Pressung: +++++ (Tadellos)
Ausstattung: +++++ (Ich nenne die Deluxe-Ausgabe mein Eigen: Gatefold, die-cut sleeve, Prägedruck, bedruckte Innenhüllen und ein großes Poster nebst ausführlichen Linernotes - toll!)
Der weniger reflektierte "Flohihaan" (Jens W.) empfände diesen Moment wohl als einigermaßen angemessen, um mit tosender Vehemenz auf den eigenen Verzicht und die dafür benötigte Stärke und Disziplin zu verweisen, die aufzubringen sind, um die immer häufiger anzutreffenden LP-Preise von 40 Euro plux X mit einem Handstreich von sämtlichen virtuellen Einkaufslisten, Warenkörben und Merkzetteln zu entfernen, oder den darbenden Besitzer eines Tonträgerfachhandels mit einem stummen Kopfschütteln die kalte Schulter zu zeigen, weil man ja dank Evolution, weißem Glibber im Bregen und Sonnenblumen in der ehemals existenten Schambehaarung noch immerhin nicht derart abgestumpft ist und also das Niveau eines resignierten Zynikers erreicht hat, um dem Sammlerdrang einerseits und - in Anerkennung des durch Lohnarbeit zwar halbierten Lebensglücks, aber dafür verdoppeltem Kontostands - der puren Gelegenheit, vulgo: Disziplinlosigkeit andererseits nicht die Oberhand gewinnen zu lassen, und sie stattdessen als Symptome der eigenen inneren Leere und emotionalen Taubheit anzuerkennen, deren Decouvrierung zwar bisweilen schmerzhaft und enttäuschend ist, aber selbst mit nur einem Hauch innerer Festigkeit und dem moralisch wünschenswerten aber orthopädisch katastrophalen aufrechten Gang in Schach gehalten werden kann.
Der aufklärerische "Floooriii" (Mama) hingegen, der zunächst sich selbst im Zentrum und also Wurzel allen Übels dieser Welt einordnet, weil Bequemlichkeit vom äußeren Ich ins innere Selbst wie Hundekacke am grobstolligen Gummistiefel ins Kaminzimmer hereingetragen wird und sich bei vollem Bewusstsein, wir sind ja immerhin nicht im Wachkoma, durch Nervenbahnen, Ganglien, Energieleitungen wie ein tödliches Geschwür in alle lebens- und fühlensnotwendige Bereiche hinein marodiert, und der sich nicht zuletzt deswegen beinahe so primagut entscheiden kann wie die deutsche Sozialdemokratie, ob sie Schröders Cohiba-Qualm lieber mit dem Arsch inhalieren oder den abgehängten Opfern ihrer Politik gleich lässig ins Gesicht blasen will, muss zerknirscht eingestehen, dass der Betäubungskonsum längst die eigenen auf immer ungezeugten Kinder aufgefressen hat.
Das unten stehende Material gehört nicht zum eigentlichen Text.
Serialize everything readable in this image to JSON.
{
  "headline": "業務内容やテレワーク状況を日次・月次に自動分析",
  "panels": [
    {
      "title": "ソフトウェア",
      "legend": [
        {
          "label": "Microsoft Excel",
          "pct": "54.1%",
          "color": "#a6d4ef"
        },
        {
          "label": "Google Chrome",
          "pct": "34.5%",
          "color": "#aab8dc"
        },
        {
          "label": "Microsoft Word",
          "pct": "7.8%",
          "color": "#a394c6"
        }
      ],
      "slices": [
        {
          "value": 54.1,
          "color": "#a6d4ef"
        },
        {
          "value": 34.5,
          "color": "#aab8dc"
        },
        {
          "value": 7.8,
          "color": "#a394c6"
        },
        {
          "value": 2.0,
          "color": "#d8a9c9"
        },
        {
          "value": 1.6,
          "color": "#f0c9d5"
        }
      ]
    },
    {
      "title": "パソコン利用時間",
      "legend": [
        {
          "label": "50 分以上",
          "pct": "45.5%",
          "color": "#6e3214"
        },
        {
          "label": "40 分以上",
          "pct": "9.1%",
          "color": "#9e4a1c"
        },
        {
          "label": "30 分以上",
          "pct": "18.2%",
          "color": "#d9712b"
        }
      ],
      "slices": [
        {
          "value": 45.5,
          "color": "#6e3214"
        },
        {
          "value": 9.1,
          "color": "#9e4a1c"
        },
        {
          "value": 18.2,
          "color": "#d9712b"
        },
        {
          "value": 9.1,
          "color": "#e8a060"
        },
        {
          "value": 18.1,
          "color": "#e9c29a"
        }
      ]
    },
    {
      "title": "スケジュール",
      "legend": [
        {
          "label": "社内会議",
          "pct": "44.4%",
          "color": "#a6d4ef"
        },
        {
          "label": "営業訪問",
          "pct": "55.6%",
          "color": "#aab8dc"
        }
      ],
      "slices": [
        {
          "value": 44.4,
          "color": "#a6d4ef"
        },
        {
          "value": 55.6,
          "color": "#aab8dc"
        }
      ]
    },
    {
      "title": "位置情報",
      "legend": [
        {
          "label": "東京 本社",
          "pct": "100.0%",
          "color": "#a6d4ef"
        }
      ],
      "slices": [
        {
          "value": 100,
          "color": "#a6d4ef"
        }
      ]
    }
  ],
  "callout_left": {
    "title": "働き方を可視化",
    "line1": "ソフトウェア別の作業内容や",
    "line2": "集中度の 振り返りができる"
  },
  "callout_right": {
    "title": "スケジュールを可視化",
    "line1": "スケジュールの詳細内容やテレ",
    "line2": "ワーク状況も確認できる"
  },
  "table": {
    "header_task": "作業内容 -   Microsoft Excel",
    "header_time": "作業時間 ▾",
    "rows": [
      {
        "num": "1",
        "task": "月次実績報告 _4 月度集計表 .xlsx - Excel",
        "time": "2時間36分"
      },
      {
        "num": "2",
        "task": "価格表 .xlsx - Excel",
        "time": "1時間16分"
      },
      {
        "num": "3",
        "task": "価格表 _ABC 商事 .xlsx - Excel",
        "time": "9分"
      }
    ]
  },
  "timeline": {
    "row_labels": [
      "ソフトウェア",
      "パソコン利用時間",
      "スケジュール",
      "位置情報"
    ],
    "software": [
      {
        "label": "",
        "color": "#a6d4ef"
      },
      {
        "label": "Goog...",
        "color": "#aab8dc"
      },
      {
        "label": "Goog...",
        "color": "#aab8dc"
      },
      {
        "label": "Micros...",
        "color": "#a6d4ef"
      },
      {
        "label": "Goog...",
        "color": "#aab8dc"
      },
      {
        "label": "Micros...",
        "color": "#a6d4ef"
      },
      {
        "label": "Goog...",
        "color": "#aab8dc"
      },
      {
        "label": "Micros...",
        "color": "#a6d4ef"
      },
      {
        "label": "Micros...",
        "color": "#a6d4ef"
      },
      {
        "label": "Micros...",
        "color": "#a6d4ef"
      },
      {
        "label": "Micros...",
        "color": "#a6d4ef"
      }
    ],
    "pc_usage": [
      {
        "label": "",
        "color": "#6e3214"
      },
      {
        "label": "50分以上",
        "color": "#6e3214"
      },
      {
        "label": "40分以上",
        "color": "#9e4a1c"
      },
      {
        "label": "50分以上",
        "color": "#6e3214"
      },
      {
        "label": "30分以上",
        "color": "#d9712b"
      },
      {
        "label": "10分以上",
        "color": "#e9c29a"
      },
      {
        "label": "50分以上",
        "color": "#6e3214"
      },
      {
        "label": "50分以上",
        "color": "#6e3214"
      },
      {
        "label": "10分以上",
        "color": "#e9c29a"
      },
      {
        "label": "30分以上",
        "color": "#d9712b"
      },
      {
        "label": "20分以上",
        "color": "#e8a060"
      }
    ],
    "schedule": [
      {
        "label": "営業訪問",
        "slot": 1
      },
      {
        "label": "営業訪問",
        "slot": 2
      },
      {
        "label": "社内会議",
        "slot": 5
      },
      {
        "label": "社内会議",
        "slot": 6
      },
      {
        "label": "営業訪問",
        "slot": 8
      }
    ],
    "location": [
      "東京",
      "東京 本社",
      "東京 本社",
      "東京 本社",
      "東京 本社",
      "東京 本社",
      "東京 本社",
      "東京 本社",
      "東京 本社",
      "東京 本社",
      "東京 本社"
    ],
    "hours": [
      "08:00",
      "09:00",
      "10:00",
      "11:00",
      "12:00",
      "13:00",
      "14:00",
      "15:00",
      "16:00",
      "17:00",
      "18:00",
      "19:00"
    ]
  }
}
Angesichts der alleine im vergangenen Jahr heim ins Reich geholten Schallplatten "The Fragile" (55 Euro), "Splendor Solis" (45 Euro) und "Heaven And Earth" (50 Euro) ist der Zeiger für meine Disziplinsperformance schon seit langer Zeit auf dem Status "Bigotter Laberpimmel" eingerastet und -rostet. Auch "The Optimist" des US-amerikanischen Posaunisten Ryan Porter kostete mich im, natürlich: teuersten Plattenladen Kölns glatte 40 Taler, und weil ich absurde Ausflüchte so gerne leiden mag wie einen schönen Einlauf mit "bestem Olivenöl" (Alfred Biolek), wische ich die Schande einfach mit dem Verweis auf meinen an jenem Tag sich zum 41.Male jährenden Geburtstags von der Streckbank:"Ich habe heute Geburtstag, hier ist meine Kreditkarte, Sie Ficker!"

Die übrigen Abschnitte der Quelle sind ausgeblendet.